How do you like working with Brandeis graduate students?

I love it! They are so easy to work with. They’re very interested and motivated and have a good level of knowledge. Brandeis is a very tight-knit community, and graduate students from different labs have strong relationships.

When you’re doing research, especially graduate research, you need to go through a lot of failures to reach your goals. When I see students struggling with something that’s not working, I always tell them something that Louis Brandeis said: “If you would only recognize that life is hard, things would be so much easier for you.” I think the students here are good at understanding that research is tough but that at the end you get something that’s worth it.

What do you think are the strengths of Brandeis’s graduate program in Biochemistry and Biophysics?

It’s a very interdisciplinary program, and the different departments in the sciences have close relationships. For example, I could be a co-mentor of a student in Molecular and Cell Biology and collaborate with a different department. There are no real boundaries or barriers in using equipment or in asking for advice or ideas. There is a flow and a flux of information that’s very unique.
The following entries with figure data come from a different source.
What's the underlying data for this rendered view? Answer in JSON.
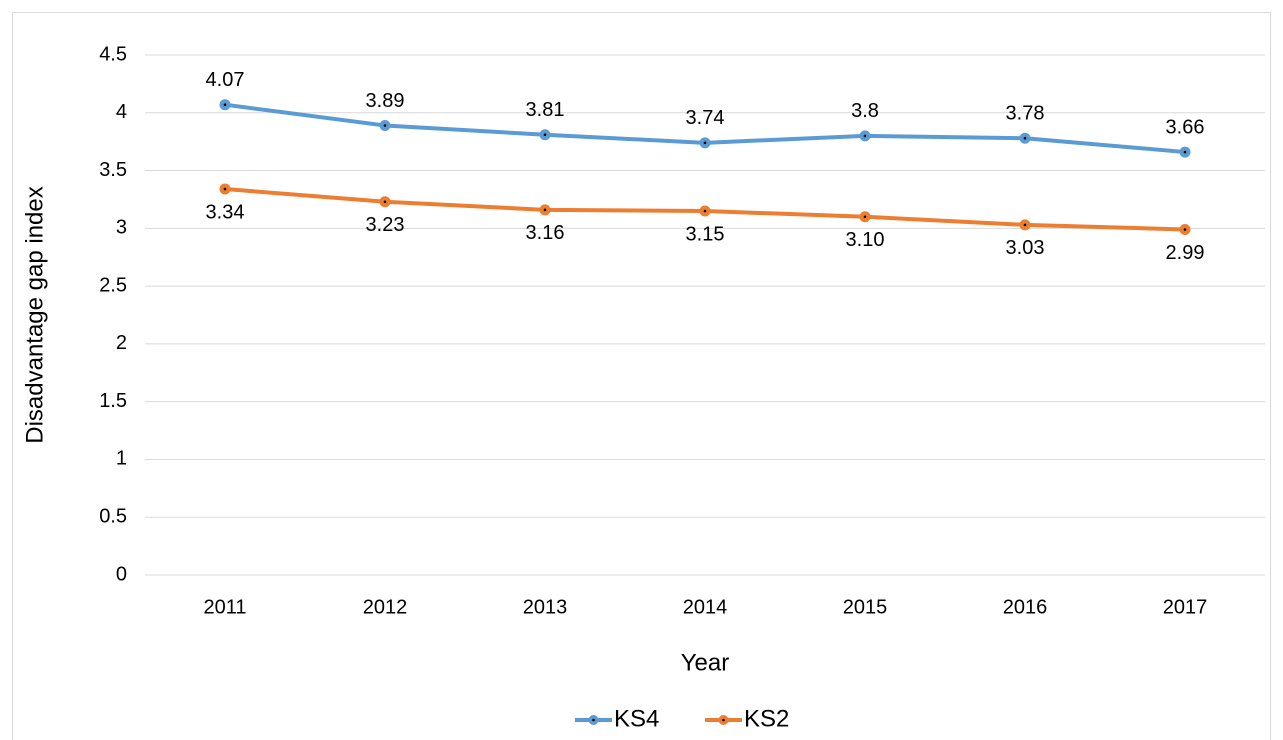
{
  "chart_data": {
    "type": "line",
    "x_label": "Year",
    "y_label": "Disadvantage gap index",
    "categories": [
      "2011",
      "2012",
      "2013",
      "2014",
      "2015",
      "2016",
      "2017"
    ],
    "series": [
      {
        "name": "KS4",
        "color": "#5b9bd5",
        "values": [
          4.07,
          3.89,
          3.81,
          3.74,
          3.8,
          3.78,
          3.66
        ]
      },
      {
        "name": "KS2",
        "color": "#ed7d31",
        "values": [
          3.34,
          3.23,
          3.16,
          3.15,
          3.1,
          3.03,
          2.99
        ],
        "value_labels": [
          "3.34",
          "3.23",
          "3.16",
          "3.15",
          "3.10",
          "3.03",
          "2.99"
        ]
      }
    ],
    "ylim": [
      0,
      4.5
    ],
    "yticks": [
      0,
      0.5,
      1,
      1.5,
      2,
      2.5,
      3,
      3.5,
      4,
      4.5
    ],
    "grid": true,
    "legend": "bottom"
  }
}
I’m a relatively new faculty member, and I’ve had three PhD students from my lab graduate so far. I was concerned about whether they would be okay when they left Brandeis, but I didn’t need to be – they all got jobs before graduating. The degree from Brandeis puts you in a unique position, and people in both academia and industry want to hire you. I think that speaks to the quality of the education offered by our program.